Transforming our delivery

  11.  DTI must make a dramatic improvement in the way that it delivers services to all its customers. In the area of business support, it will simplify the services it offers to customers, moving from a plethora of schemes to five strategically driven portfolios. Customers will be able to access the Department in whatever way they find most convenient—in person, by telephone or via the web—and the service it provides will be consistent and delivered to the standards of the best. The Small Business Service will be strengthened and will build on its achievements to improve service delivery.

Driving innovation

  12.  People will be drawn from across the Department and from outside to develop a new group responsible for innovation and technology. The division will act as a catalyst, connecting the key players and formulating an overview of the issues. It will build on our investment in the science base to ensure that UK businesses are able better to exploit the results of scientific research and the latest technologies and create better, cleaner products and processes. It will do this through an innovation strategy co-developed with a variety of key partners from universities, Research and Technology Organisations, business, unions and others. A priority will be to ensure that we properly exploit the considerable investment we make in scientific excellence and particularly to help raise awareness of, and stimulate demand for, technology within business and manufacturing industry.

Creating competitive frameworks

  13.  The UK is already one of the best places to do business in the world. The Department will build on this success by focusing more on best practice and better regulation, particularly for small businesses. It will ensure that the best practice it sets in one sector is transferred to other sectors and will develop a more consistent approach to sectoral regulation. It will continue to empower consumers and to drive competition through all markets so that consumers enjoy more choice, better service and competitive prices. It will also set standards for the treatment of employees and encourage best practice and partnership to help workplaces become more productive.

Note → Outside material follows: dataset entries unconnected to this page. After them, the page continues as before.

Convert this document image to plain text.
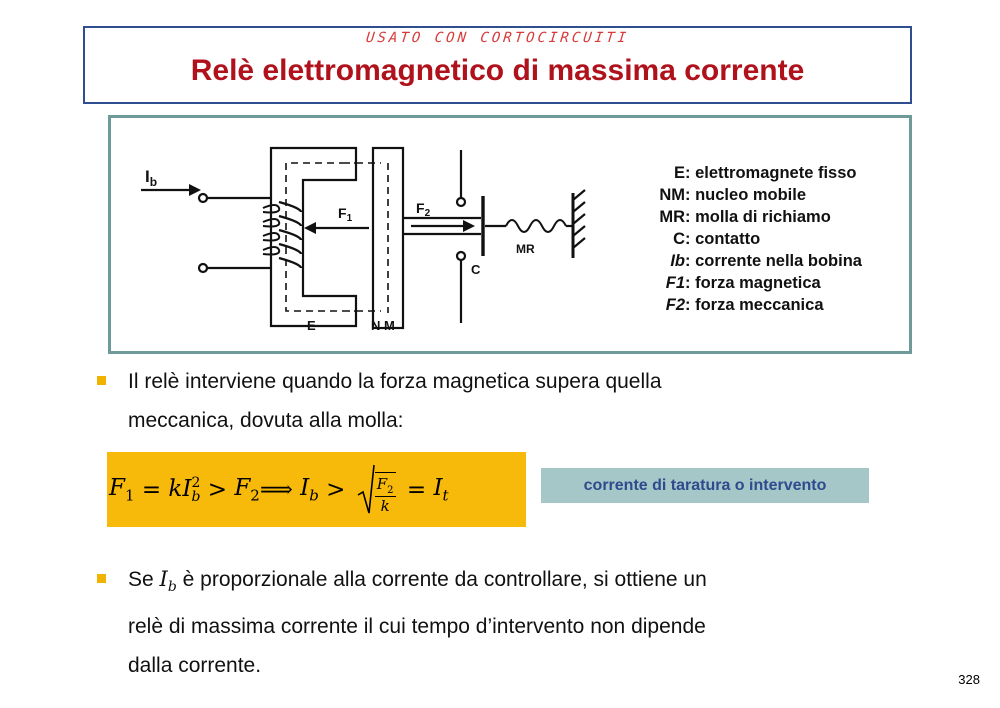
USATO CON CORTOCIRCUITI
Relè elettromagnetico di massima corrente
$I_b$
$F_1$
$F_2$
E	N M
C
MR
E: elettromagnete fisso
NM: nucleo mobile
MR: molla di richiamo
C: contatto
Ib: corrente nella bobina
F1: forza magnetica
F2: forza meccanica
Il relè interviene quando la forza magnetica supera quella
meccanica, dovuta alla molla:
$F_1$ = kI 2
$b > F_2$ ⟹ $I_b > \frac{F_2}{k} = I_t$
corrente di taratura o intervento
Se $I_b$ è proporzionale alla corrente da controllare, si ottiene un
relè di massima corrente il cui tempo d’intervento non dipende
dalla corrente.
328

Changes in the way the Department works

  14.  The DTI must be at the forefront of modern Government. It is the Department closest to business and sees at first hand the most innovative and effective ways of working. As an organisation with over 10,000 staff and responsible for an annual budget of £4.5 billion it should be managed like a first-rate business. It must be:

    —  better led and focused on productivity and competitiveness. A new small Strategy Board with Ministers, officials and outside non-Executives will strengthen the Department's leadership and management. A new Strategy Unit including a new Chief Economist will help develop productivity strategy;

    —  open to its customers and stakeholders and deliver measurable results. Its policies will be developed with business, employees and consumers. People with relevant skills will be invited to act as non-executives on new Group Boards to strengthen our leadership and management, and challenge us to become more effective. First-rate policy analysis will not be enough: the Department must be able to make things happen. Delivery skills will be more highly valued and nurtured and internal management and training will be strengthened to improve the setting and achieving of goals. DTI staff will spend more time in business and the programme of two-way secondments will be stepped up. For a start, all senior officials will be required as from next year to spend a week a year in business, particularly smaller businesses;

    —  better connected across boundaries. Project working will become a way of life and staff will all spend more time working in teams that cut across organisational boundaries. The Department will also capture and share knowledge more effectively across the organisation and with our external partners and customers.

The new structure

  15.  A new organisational structure has been designed to help facilitate the changes set out in this memorandum. A structure alone will not bring about the changes, but it draws people together to focus on the Department's new priorities and it has been designed to support some of the new ways of working that will be needed to implement them.